Le Journal de Montréal · 16 janvier 2010 · SEXTETT

Le Journal de Montréal · 16 janvier 2010 · SEXTETT
Surréalisme normal
Presse internationale
Critique
Benoît Aubin
16 Jan 2010
Le Journal de Montréal
Langue: Français
Tous droits réservés

Le Journal de Montréal

16 janvier 2010 · BENOÎT AUBIN

Surréalisme normal : Le divertissement de l'étrange

ANNE-MARIE CADIEUX et MARIE-FRANCE LAMBERT sont encore emballées par l'aventure professionnelle qu'elles viennent de vivre : aller en France pour participer, depuis le tout début, à la création d'une pièce inédite, avec une équipe de haut calibre.

Quand ANNE-MARIE CADIEUX et MARIE-FRANCE LAMBERT ont accepté l'offre d'aller travailler à Lorient, en Bretagne, sur SEXTETT, la pièce de Rémi de Vos n'avait pas été écrite encore.
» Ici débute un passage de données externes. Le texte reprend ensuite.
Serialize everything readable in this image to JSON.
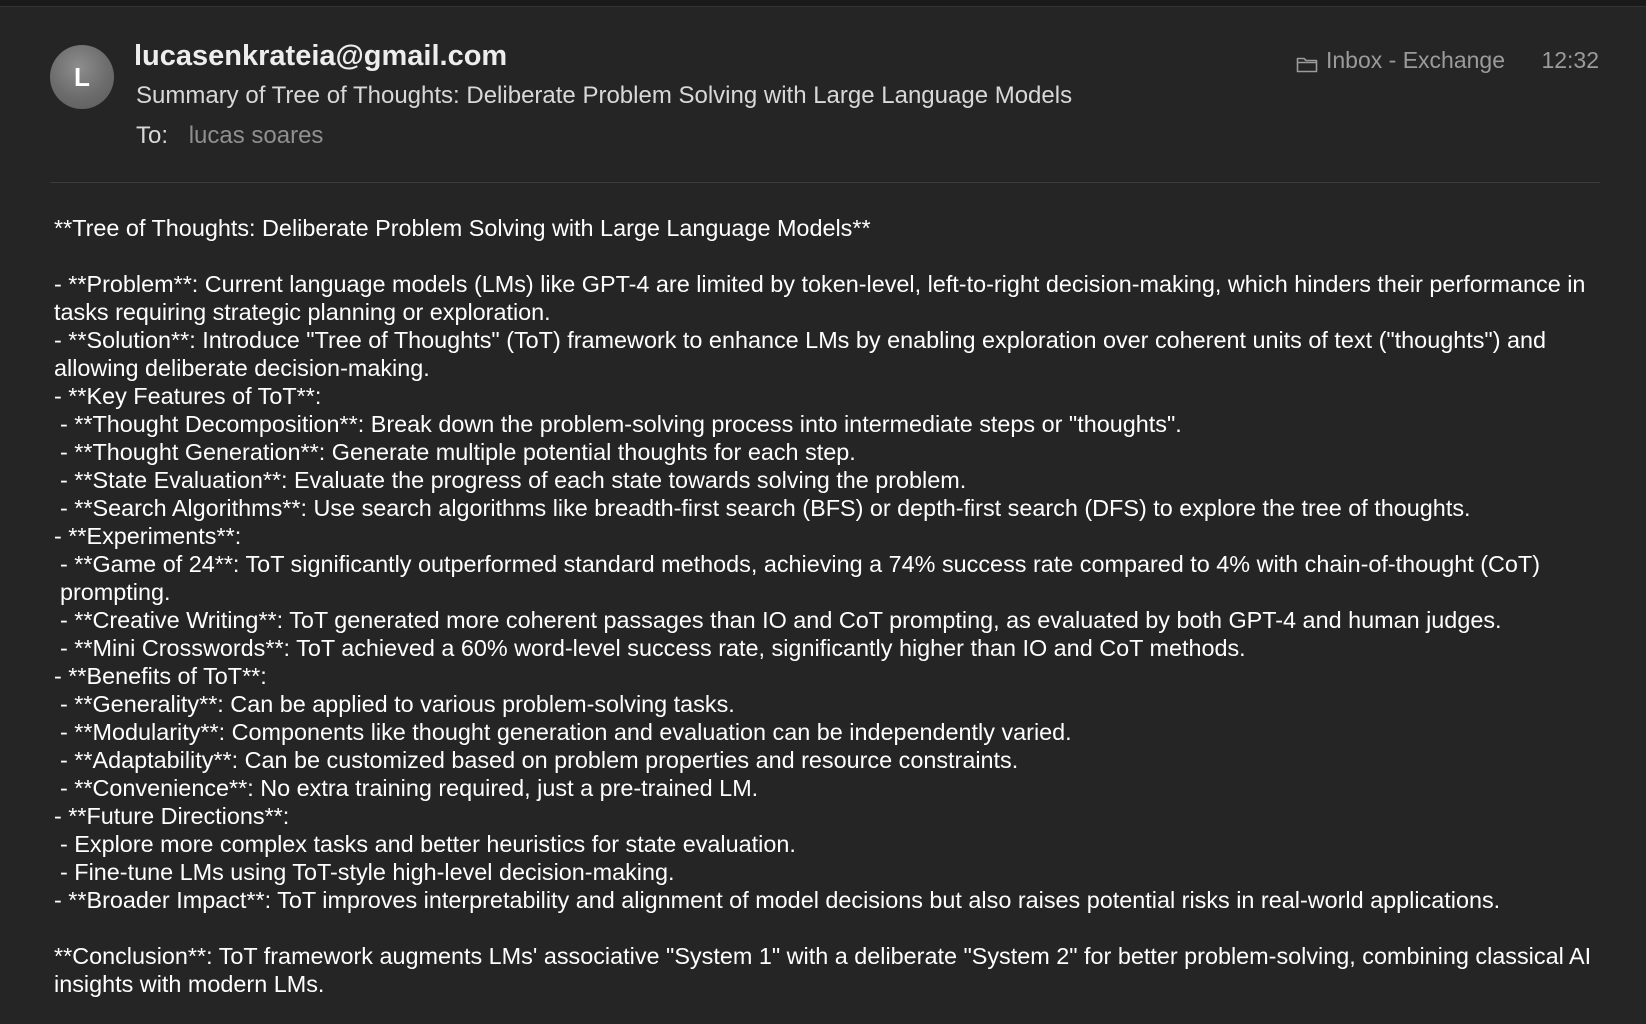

L'auteur l'a écrite sur mesure pour les cinq comédiennes, réunies autour du comédien Micha Lescot par le metteur en scène Éric VIGNER.
"C'était une aventure très tentante d'aller travailler à l'étranger et de s'intégrer dans une équipe là-bas", assure MARIE-FRANCE LAMBERT.
La distribution de la pièce est assez cosmopolite. Elle parle et chante en anglais, en allemand, en portugais et en arabe. "C'est une opportunité très rare, dit ANNE-MARIE CADIEUX. D'habitude, quand on va à l'étranger, c'est pour porter un spectacle quia été produit ici. Aller là-bas pour participer à une création est totalement différent."
L'oeuvre a été commandée par l'Espace Go de Montréal, pour marquer le trentième anniversaire de ce théâtre de création.
L'oeuvre a été créée au centre dramatique national de Lorient en Bretagne, avec lequel l'Espace Go a des liens étroits. Elle fut aussi jouée à Paris, avant d'être créée ici à Montréal cette semaine.

Scène dépouillée

La pièce se joue dans un immense décor kitch rappelant les années 60, sur une scène recouverte de moquette, mais dépouillée de tout meuble et accessoire.
Elle raconte l'histoire d'un jeune homme qui revient à la maison après la mort de sa mère. Bouleversé, il est assailli par ses souvenirs, ses fantasmes amoureux, ses craintes et sa propre ambivalence vis-à-vis des femmes.
"Ce n'est pas vraiment une comédie, ce n'est pas une oeuvre réaliste, explique ANNE-MARIE CADIEUX. C'est une fantaisie, une espèce de ballet fantaisiste."
Surréaliste? MARIE-FRANCE LAMBERT ajoute: "Il y a des gens en France qui disaient: c'est tellement étrange ce que vous faites, c'est tellement étrange ce qu'on voit, mais vous êtes tellement à l'aise, c'est tellement assumé, que cela a l'air normal."
Avant de conclure : "C'est une pièce qui pose des questions plus qu'elle n'apporte de réponses. Mais c'est avant tout un divertissement."

Que dire ?

D'habitude, une oeuvre parvient à nous faire comprendre au moins une chose : pourquoi elle existe. Dans le cas de SEXTETT, c'est moins clair.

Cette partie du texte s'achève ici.